Another way psychology is a worthy substitute is if religious aspects are added into the above. Some argue, (Wright, R. 2017, p.261 & 262) that Eastern beliefs qualify as religion, even when secularized. He references William James’ definition that religion is “the belief that there is an unseen order, and that our supreme good lies in harmoniously adjusting ourselves thereto” (p.261). As such, if Eastern beliefs are combined with psychology, it would stand to reason that in this case, psychology has taken on religious aspects. 

Psychology has found a lot of success fusing with Eastern beliefs about the nature of the mind. Mindfulness based therapies have been demonstrated to be of benefit to a number of mental health issues. And though the argument can be made that psychology can supplant the weakening of religion as the preferred illusion keeping those that accept it from becoming, to one degree or another, as Fromm put it, insane, it is my argument it needn’t be an illusion. Humans are all deluded to some extent, as I argue regularly (see “The Top 20 Ways You are Lying to Yourself”). But psychology can actually work to make us less deluded, especially about what Becker thought was our deepest delusion, the reality we are animals who want to be gods. It can help to accept one’s existential fate and reduce the defenses against it. 

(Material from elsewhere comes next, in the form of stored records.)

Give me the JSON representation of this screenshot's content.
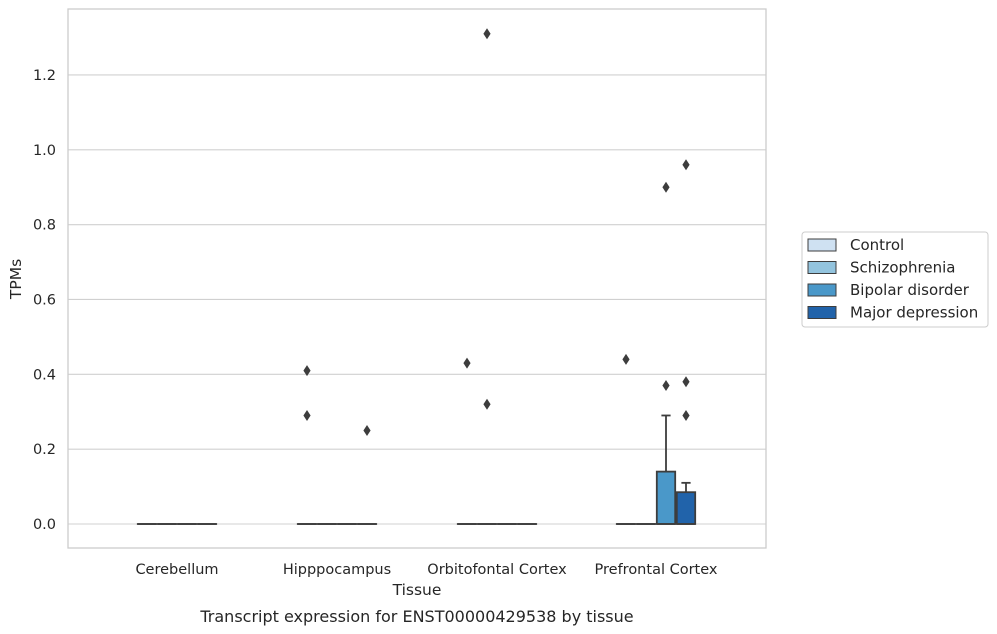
{
  "chart_data": {
    "type": "box",
    "xlabel": "Tissue",
    "ylabel": "TPMs",
    "caption": "Transcript expression for ENST00000429538 by tissue",
    "ylim": [
      -0.065,
      1.38
    ],
    "yticks": [
      0.0,
      0.2,
      0.4,
      0.6,
      0.8,
      1.0,
      1.2
    ],
    "ytick_labels": [
      "0.0",
      "0.2",
      "0.4",
      "0.6",
      "0.8",
      "1.0",
      "1.2"
    ],
    "categories": [
      "Cerebellum",
      "Hipppocampus",
      "Orbitofontal Cortex",
      "Prefrontal Cortex"
    ],
    "grid": "horizontal",
    "legend_position": "right",
    "series": [
      {
        "name": "Control",
        "color": "#cfe1f2",
        "boxes": [
          {
            "q1": 0,
            "median": 0,
            "q3": 0,
            "whislo": 0,
            "whishi": 0,
            "fliers": []
          },
          {
            "q1": 0,
            "median": 0,
            "q3": 0,
            "whislo": 0,
            "whishi": 0,
            "fliers": [
              0.41,
              0.29
            ]
          },
          {
            "q1": 0,
            "median": 0,
            "q3": 0,
            "whislo": 0,
            "whishi": 0,
            "fliers": [
              0.43
            ]
          },
          {
            "q1": 0,
            "median": 0,
            "q3": 0,
            "whislo": 0,
            "whishi": 0,
            "fliers": [
              0.44
            ]
          }
        ]
      },
      {
        "name": "Schizophrenia",
        "color": "#93c4de",
        "boxes": [
          {
            "q1": 0,
            "median": 0,
            "q3": 0,
            "whislo": 0,
            "whishi": 0,
            "fliers": []
          },
          {
            "q1": 0,
            "median": 0,
            "q3": 0,
            "whislo": 0,
            "whishi": 0,
            "fliers": []
          },
          {
            "q1": 0,
            "median": 0,
            "q3": 0,
            "whislo": 0,
            "whishi": 0,
            "fliers": [
              1.31,
              0.32
            ]
          },
          {
            "q1": 0,
            "median": 0,
            "q3": 0,
            "whislo": 0,
            "whishi": 0,
            "fliers": []
          }
        ]
      },
      {
        "name": "Bipolar disorder",
        "color": "#4a98c9",
        "boxes": [
          {
            "q1": 0,
            "median": 0,
            "q3": 0,
            "whislo": 0,
            "whishi": 0,
            "fliers": []
          },
          {
            "q1": 0,
            "median": 0,
            "q3": 0,
            "whislo": 0,
            "whishi": 0,
            "fliers": []
          },
          {
            "q1": 0,
            "median": 0,
            "q3": 0,
            "whislo": 0,
            "whishi": 0,
            "fliers": []
          },
          {
            "q1": 0,
            "median": 0,
            "q3": 0.14,
            "whislo": 0,
            "whishi": 0.29,
            "fliers": [
              0.9,
              0.37
            ]
          }
        ]
      },
      {
        "name": "Major depression",
        "color": "#2163aa",
        "boxes": [
          {
            "q1": 0,
            "median": 0,
            "q3": 0,
            "whislo": 0,
            "whishi": 0,
            "fliers": []
          },
          {
            "q1": 0,
            "median": 0,
            "q3": 0,
            "whislo": 0,
            "whishi": 0,
            "fliers": [
              0.25
            ]
          },
          {
            "q1": 0,
            "median": 0,
            "q3": 0,
            "whislo": 0,
            "whishi": 0,
            "fliers": []
          },
          {
            "q1": 0,
            "median": 0,
            "q3": 0.085,
            "whislo": 0,
            "whishi": 0.11,
            "fliers": [
              0.96,
              0.38,
              0.29
            ]
          }
        ]
      }
    ]
  }
}
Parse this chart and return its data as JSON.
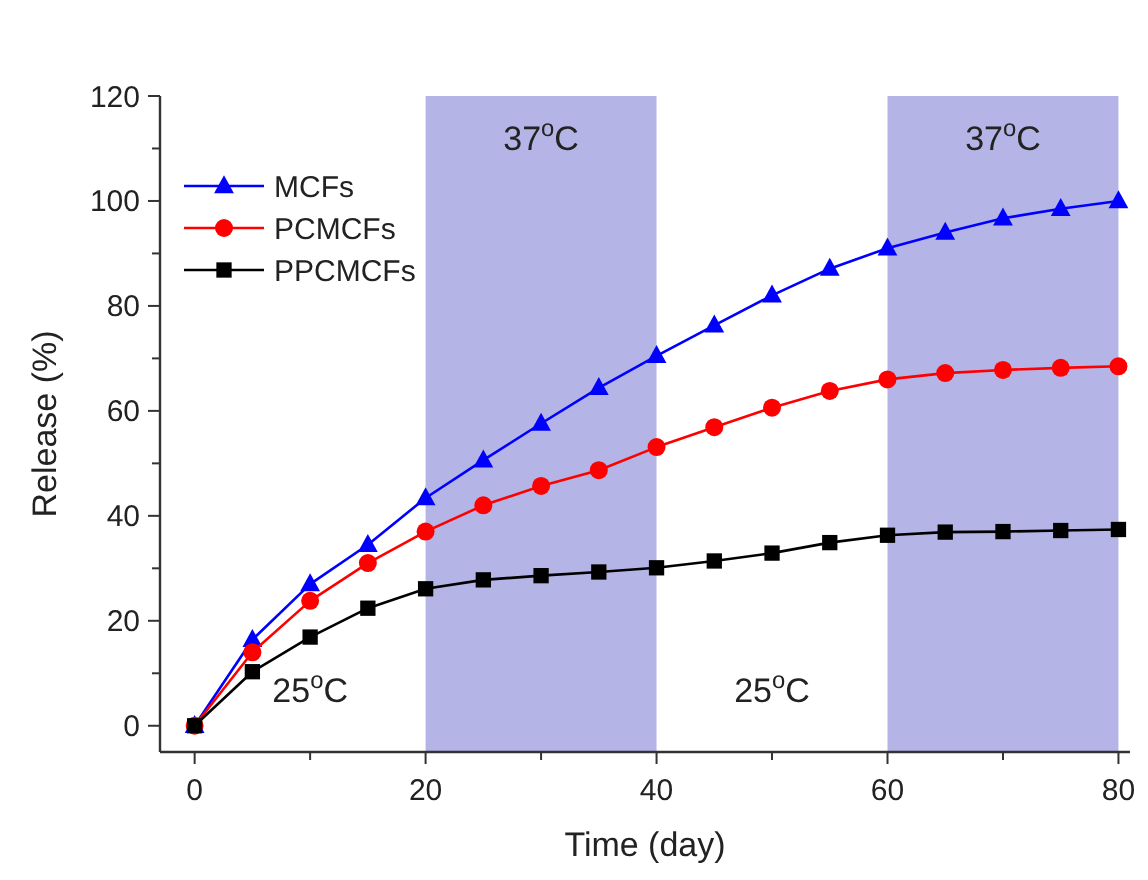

In the end, Ernest Becker wins. There is no way to prove the argument I’ve laid out here trying to show psychology is more than an illusion, isn’t just a better illusion. It could be argued in Becker’s behalf that the techniques I present do have religious aspects, as Wright suggests. Or, as Becker suggested, it is more esoteric, and experiential with mindfulness. And Becker had one more way in which psychology could be a worthy substitute for failing religion: the person could make it their immortality project, which may just be what I attempt to do here month after month. 

Copyright William Berry, 2018

References

Becker, E., 1973, The Denial of Death, Free Press Paperbacks, New York, N.Y. 

Hollis, J., 1998, The Eden Project: In Search of the Magical Other, Inner City Books, Toronto, ON.

Wright, R., 2017, Why Buddhism is True: The Science and Philosophy of Meditation and Enlightenment, Simon and Schuster, New York, N.Y.